Он смотрел с легкой улыбкой, в которой яснее ясного читалось: мне ли ты не доверяешь, когда я уже так повязан?

— Они были христианами, — сдалась Любава. — Начало истории посвящено тому, как знатный римлянин встретился со Христом и стал Его учеником.

— А конец?

— В конце император узнал, что все они христиане и казнил всю семью за то, что они не поклонялись римским богам.

— Вот это понятно. Наши, кстати, тоже запросто прикончат тех, кто не будет поклоняться здешним богам.

— Значит, если кто кого прикончит, то это нормально, а если кто кого просто любит, да еще и не за внешность, то это сразу недостоверно, да?

— Ну успокойся, Любава. Не просто любит. Недостоверно, если муж предпочитает голодать, но не продает жену. И сыновей. Не смотри на меня так сурово. Разве ты не помнишь, что еще пару месяцев назад здесь все именно так и поступали. Знаешь, сколько вторых и третьих жен, а также детей было выменяно на мешки с зерном в Булгарии? И тут ты мне такие истории переводить даешь. Нарочно что ли?

— Нет, я не подумала, — успокоившись и чуть смутившись, ответила девушка.

— Удивительные у этих греков истории. У нас таких нет.

В том, что это именно так Любава смогла убедиться очень быстро после ухода сказителя. Ростила решила рассказать ей сказку на ночь.

— Один парень как-то встретил дедка в лесу, — задумчиво начала она. — Дедок попросил у парня хлеба. Проголодался, мол, вусмерть. Парень посмотрел, видит, дедок и вправду тощий, ледащий дедок совсем. А у молодца в сумке лежала краюха хлеба. К матери на могилку нес. Ну и пожалел парень дедка ледащего, отдал ему хлебушек. А дедок ему и говорит. Иди, мол, молодец туда-то, там в лесу ель найдешь, молнией обугленную, станешь рядом, скажешь то-то, и выйдет из под ели клад. То, мол, благодарность дедка того. Ну парень и пошел. Нашел он ель, молнией обугленную, стал рядом и произнес слова заветные, дедком ледащим сказанные. И вылез вдруг из-под корней ели обугленной волк, черный-черный, повернулся два раза вокруг себя и превратился в сундучок деревянный, медью окованный. Открыл парень сундучок деревянный, медью окованный, а там злато-серебро, да каменья отборные. Пересыпал парень клад себе в мешок и пошел обратно. Глядь, а дорога завела его на кладбище. И тут, видит он, как из могилы его матери поднялось нечто, женскую фигуру напоминающее, и летит к нему. У-у-у! А хлеба в котомке уже нет! Только клад тот зачарованный. Бросился парень бежать, но не тут-то было. Догнало его нечто, женскую фигуру напоминающее, на плечи взгромоздилось, холодное-прехолодное. Тут парень и сомлел со страху. Упал там же, на кладбище. Там его мертвым на второй день и нашли. И никакого клада зачарованного и в помине при нем не было.

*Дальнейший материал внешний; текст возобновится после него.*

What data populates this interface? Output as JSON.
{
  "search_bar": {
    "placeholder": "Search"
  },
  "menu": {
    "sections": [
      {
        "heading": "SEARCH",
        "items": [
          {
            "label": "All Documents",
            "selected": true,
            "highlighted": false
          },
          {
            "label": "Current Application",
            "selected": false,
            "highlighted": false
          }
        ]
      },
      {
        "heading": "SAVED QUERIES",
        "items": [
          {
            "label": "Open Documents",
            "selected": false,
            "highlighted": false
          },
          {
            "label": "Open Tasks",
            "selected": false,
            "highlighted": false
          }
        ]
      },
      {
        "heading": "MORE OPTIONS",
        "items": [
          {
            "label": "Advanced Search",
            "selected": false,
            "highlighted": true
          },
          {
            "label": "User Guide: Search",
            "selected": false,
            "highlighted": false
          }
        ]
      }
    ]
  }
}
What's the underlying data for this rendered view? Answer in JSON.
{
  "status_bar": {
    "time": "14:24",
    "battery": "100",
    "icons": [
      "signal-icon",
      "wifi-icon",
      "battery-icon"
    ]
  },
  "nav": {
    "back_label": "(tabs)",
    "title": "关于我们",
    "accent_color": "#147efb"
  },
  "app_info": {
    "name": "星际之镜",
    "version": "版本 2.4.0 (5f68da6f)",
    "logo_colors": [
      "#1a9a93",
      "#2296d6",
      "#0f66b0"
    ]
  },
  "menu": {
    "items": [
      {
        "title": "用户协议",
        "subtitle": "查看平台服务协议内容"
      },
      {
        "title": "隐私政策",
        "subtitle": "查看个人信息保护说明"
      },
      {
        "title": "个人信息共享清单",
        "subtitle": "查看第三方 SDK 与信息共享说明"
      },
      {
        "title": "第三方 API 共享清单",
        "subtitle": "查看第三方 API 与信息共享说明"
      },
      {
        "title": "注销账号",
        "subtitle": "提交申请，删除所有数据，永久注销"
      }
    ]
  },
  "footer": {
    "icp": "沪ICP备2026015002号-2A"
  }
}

— Хорошенькая сказочка на ночь-то, — пробормотала Любава, поежившись. — Как раз уже стемнело. Особенно мораль расчудесная.

— Что-что?

— Ну урок, что ли. Сказка — ложь, да в ней намек, добрым молодцам урок. Урок тут, видимо, такой, что нечего делиться хлебом с незнакомыми голодными дедками, иначе найдут тебя мертвым на третий день.

— На второй…

В этот момент светильник затрещал и погас, Ростила принялась его разжигать. И тут дверь медленно открылась и в избу зашел…

Они обе громко заорали.

— Что происходит? — спросил Харальд.

— Мы подумали, что это не ты, а нечто, — нервно хихикнув, ответила Любава, — мужскую фигуру напоминающее. И испугались.

Ростила зажгла светильник. Харальд шагнул в неяркий круг света.

— Ты сейчас меня боишься, Ростила? — мягко спросил он.

Ростила стояла, опустив голову. Ее длинные волосы, переливались в неярком свете. Она казалась покрытой покрывалом из лунного света. Молчала. Харальд осторожно развернул ее лицом к себе.

— Ты прекраснее Фрейи, родная. Ты пойдешь сейчас со мной?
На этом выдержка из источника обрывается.